Temporal Profiles of the Course of Depression During Treatment

Abstract
Background: Predictors of treatment response and recovery from depression in late life remain poorly understood. Previous studies have focused on a narrow range of response and recovery variables; namely, whether patients achieve or do not achieve a defined outcome or time to achieve the outcome. Whether patients vary in their pathways toward those outcomes—and the extent to which such variation can be anticipated by patient characteristics prior to treatment—has not been empirically examined. Methods: Depression symptom levels were monitored for 18 weeks in 95 persons aged 60 years or older who were experiencing a recurrence of major depression. Subjects received standardized combined nortriptyline treatment and interpersonal psychotherapy throughout the period. Cluster analysis was used to identify depression recovery patterns. Multivariate analyses considered whether recovery patterns were predicted by pretreatment psychosocial, clinical, and electroencephalographic sleep characteristics.

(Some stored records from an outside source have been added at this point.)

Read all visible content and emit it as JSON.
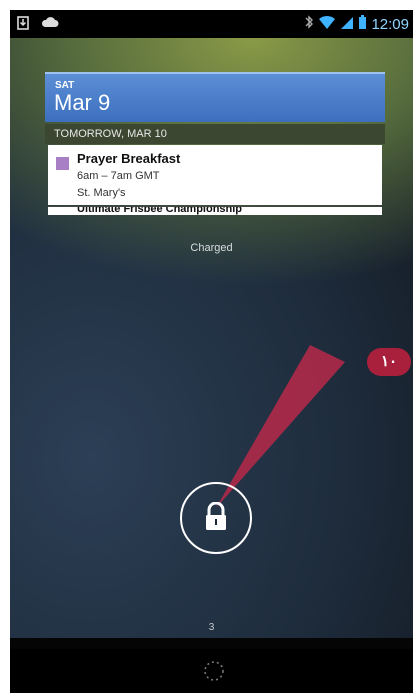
{
  "status_bar": {
    "time": "12:09",
    "left_icons": [
      "download-icon",
      "cloud-icon"
    ],
    "right_icons": [
      "bluetooth-icon",
      "wifi-icon",
      "signal-icon",
      "battery-icon"
    ]
  },
  "calendar_widget": {
    "day": "SAT",
    "date": "Mar 9",
    "tomorrow_label": "TOMORROW, MAR 10",
    "event": {
      "title": "Prayer Breakfast",
      "time": "6am – 7am GMT",
      "location": "St. Mary's",
      "color": "#a87fc4"
    },
    "next_event_partial": "Ultimate Frisbee Championship"
  },
  "charging_status": "Charged",
  "lock_icon": "lock-icon",
  "page_indicator": "3",
  "callout": {
    "label": "١٠",
    "color": "#a8203b"
  },
  "nav": {
    "home_indicator": "dotted-circle-icon"
  }
}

Results: Four subgroups of elders were identified who differed in rate, stability, and direction of recovery, ie, those showing (1) rapid sustained improvement, (2) delayed but sustained improvement, (3) partial or mixed response, or (4) no response. Pretreatment characteristics reliably predicted subjects' group membership. Higher levels of acute and chronic stressors, poorer social supports, younger age at first depressive episode, endogenous depression, higher current anxiety, older current age, and poorer subjective and objective (electroencephalographic) sleep predicted poorer response profiles. Conclusions: There are multiple pathways by which individuals begin to emerge from depression; these pathways can be identified empirically. Variables from diverse psychobiologic domains can be used to predict which persons are likely to advance along which trajectories toward recovery.